As well as demanding different weight distribution, the new tyres also differed greatly from the Michelins in the way they deformed from cornering forces.

Although tyres appear to remain firm and upright all the way around the lap, the tyre's frontal area is actually constantly shifting. The tread being pulled sideways from cornering, or the sidewalls squashed upwards by downforce or braking loads. Thus, the car's aerodynamics are constantly being affected by the changing shape of the tyres, and even the ride height is being altered.

For Renault and Honda, these issues overshadowed all other problems - the cars never provided the aero figures the wind tunnel suggested.

Bridgestone had supplied rubber pneumatic tyres to all teams for wind tunnel testing - these replicate, to some extent, the deformation the tyres experience in racing conditions. But making these truly realistic is not possible, and highlights the limitations in wind tunnel testing.

Most teams are now focusing on increased CFD simulations, as it is possible to recreate tyre deformation more accurately with the CFD software.

On the track, the tyres proved to have some specific handling traits which largely related to the way front tyres worked. Due to the stiffer sidewalls the tyres gave grip, but would yield grip if the driver turned into a corner too aggressively.

Thus, drivers with a sharp turn-in driving style found that they lost speed on corner entry from understeer. This forced the driver to either alter his style, or set the car up for more oversteer to make the car turn quickly enough without inducing the understeer.

Of course some drivers' style didn't suit oversteer either. By mid-season, most teams and drivers had found a style and set-up to deal with this issue.

Engines

With the teams having been forced to develop smaller capacity V8 engines featuring dimensional and material restrictions, this year marked the first year of what will now be a ten-year engine development freeze.

Engine development has been relentless in F1, and engine speeds and outputs have grown in an effort to improve lap times. Last year's engines would have revved to 20,000rpm and produced around 750bhp. The new freeze restricts development, and sets peak engine speed to 19,000rpm.

An F1 engine is made up of more than a thousand parts. Most of these are internal, and critical in allowing more power through better breathing, reduced weight or friction.

These areas are now frozen, leaving only a handful of components free to develop. Thus, only the airbox, inlets, exhausts, ancillaries and electronics can be freely developed. These items add only a very small amount to the engine's performance, and this year the gains made were a fraction of those found in previous years.

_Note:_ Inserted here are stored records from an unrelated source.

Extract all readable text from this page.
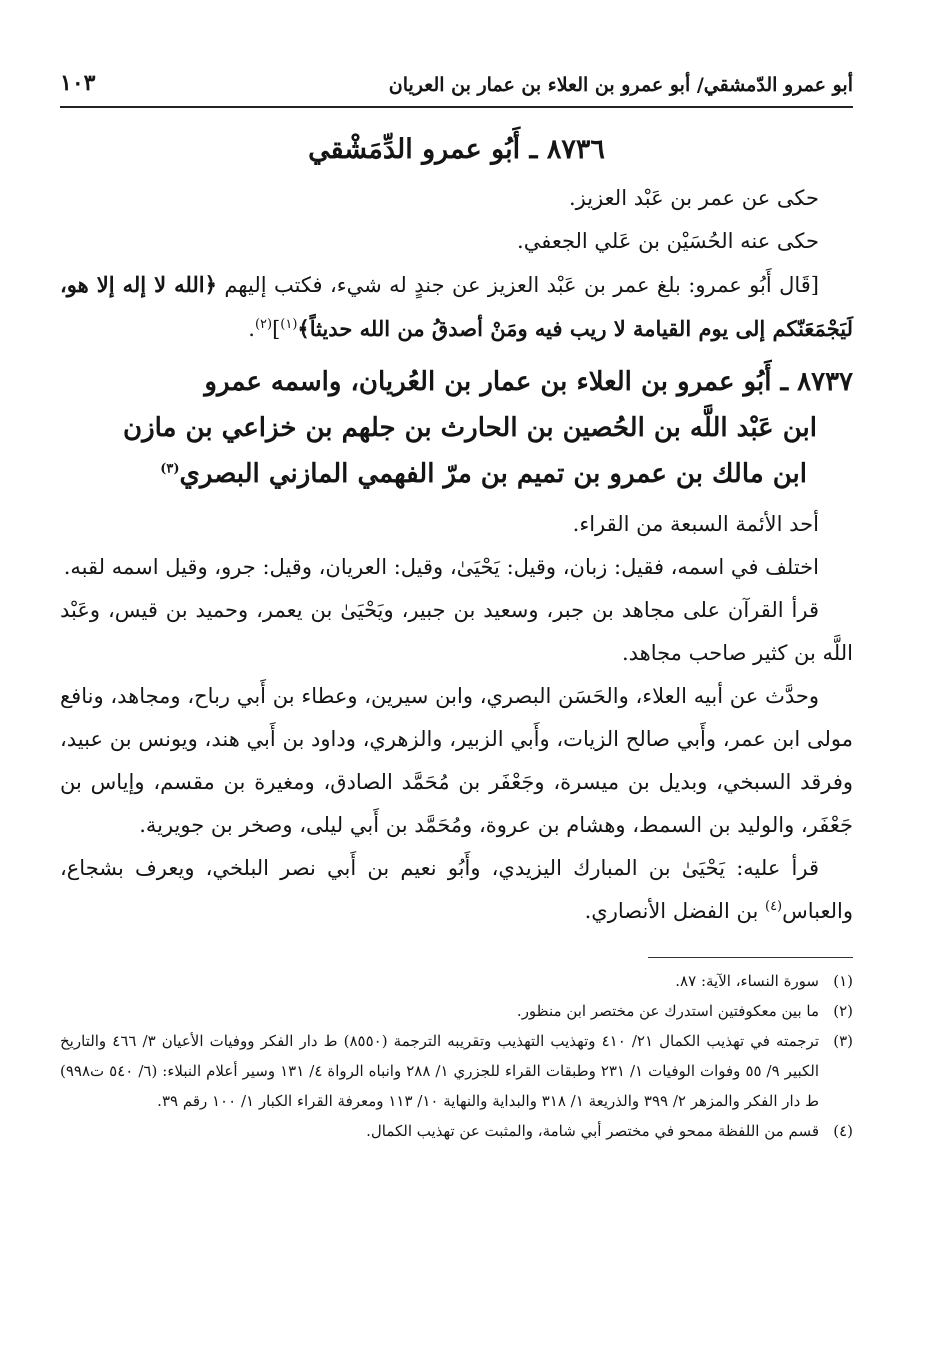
أبو عمرو الدّمشقي/ أبو عمرو بن العلاء بن عمار بن العريان
١٠٣
٨٧٣٦ ـ أَبُو عمرو الدِّمَشْقي

حكى عن عمر بن عَبْد العزيز.

حكى عنه الحُسَيْن بن عَلي الجعفي.

[قَال أَبُو عمرو: بلغ عمر بن عَبْد العزيز عن جندٍ له شيء، فكتب إليهم ﴿الله لا إله إلا هو، لَيَجْمَعَنّكم إلى يوم القيامة لا ريب فيه ومَنْ أصدقُ من الله حديثاً﴾$^{(١)}$]$^{(٢)}$.

٨٧٣٧ ـ أَبُو عمرو بن العلاء بن عمار بن العُريان، واسمه عمرو
ابن عَبْد اللَّه بن الحُصين بن الحارث بن جلهم بن خزاعي بن مازن
ابن مالك بن عمرو بن تميم بن مرّ الفهمي المازني البصري$^{(٣)}$

أحد الأئمة السبعة من القراء.

اختلف في اسمه، فقيل: زبان، وقيل: يَحْيَىٰ، وقيل: العريان، وقيل: جرو، وقيل اسمه لقبه.

قرأ القرآن على مجاهد بن جبر، وسعيد بن جبير، ويَحْيَىٰ بن يعمر، وحميد بن قيس، وعَبْد اللَّه بن كثير صاحب مجاهد.

وحدَّث عن أبيه العلاء، والحَسَن البصري، وابن سيرين، وعطاء بن أَبي رباح، ومجاهد، ونافع مولى ابن عمر، وأَبي صالح الزيات، وأَبي الزبير، والزهري، وداود بن أَبي هند، ويونس بن عبيد، وفرقد السبخي، وبديل بن ميسرة، وجَعْفَر بن مُحَمَّد الصادق، ومغيرة بن مقسم، وإياس بن جَعْفَر، والوليد بن السمط، وهشام بن عروة، ومُحَمَّد بن أَبي ليلى، وصخر بن جويرية.

قرأ عليه: يَحْيَىٰ بن المبارك اليزيدي، وأَبُو نعيم بن أَبي نصر البلخي، ويعرف بشجاع، والعباس$^{(٤)}$ بن الفضل الأنصاري.

(١)
سورة النساء، الآية: ٨٧.
(٢)
ما بين معكوفتين استدرك عن مختصر ابن منظور.
(٣)
ترجمته في تهذيب الكمال ٢١/ ٤١٠ وتهذيب التهذيب وتقريبه الترجمة (٨٥٥٠) ط دار الفكر ووفيات الأعيان ٣/ ٤٦٦ والتاريخ الكبير ٩/ ٥٥ وفوات الوفيات ١/ ٢٣١ وطبقات القراء للجزري ١/ ٢٨٨ وانباه الرواة ٤/ ١٣١ وسير أعلام النبلاء: (٦/ ٥٤٠ ت٩٩٨) ط دار الفكر والمزهر ٢/ ٣٩٩ والذريعة ١/ ٣١٨ والبداية والنهاية ١٠/ ١١٣ ومعرفة القراء الكبار ١/ ١٠٠ رقم ٣٩.
(٤)
قسم من اللفظة ممحو في مختصر أبي شامة، والمثبت عن تهذيب الكمال.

Additionally, as engine revs are limited, more power cannot be gained. The teams can only look for more power at lower revs via tuning of the airbox and exhausts.

Gearbox and hydraulics

Formula One cars had adopted the electro-hydraulic sequential shift system by the mid-1990s. This change affected the mechanisms that select the gears. But even though this semi-automatic box was a revolution, the core of the gearbox was still very much the same.

The constantly-meshed gear pairs are engaged to drive the differential from the engine by dog rings engaging on teeth set into the face of the gears. These dog rings are moved into engagement by the selector forks, driven by the selector drum.

Despite shift speed being reduced to a few milliseconds, there is still the need to disengage one gear and engage the next. This process can be sped up only so far.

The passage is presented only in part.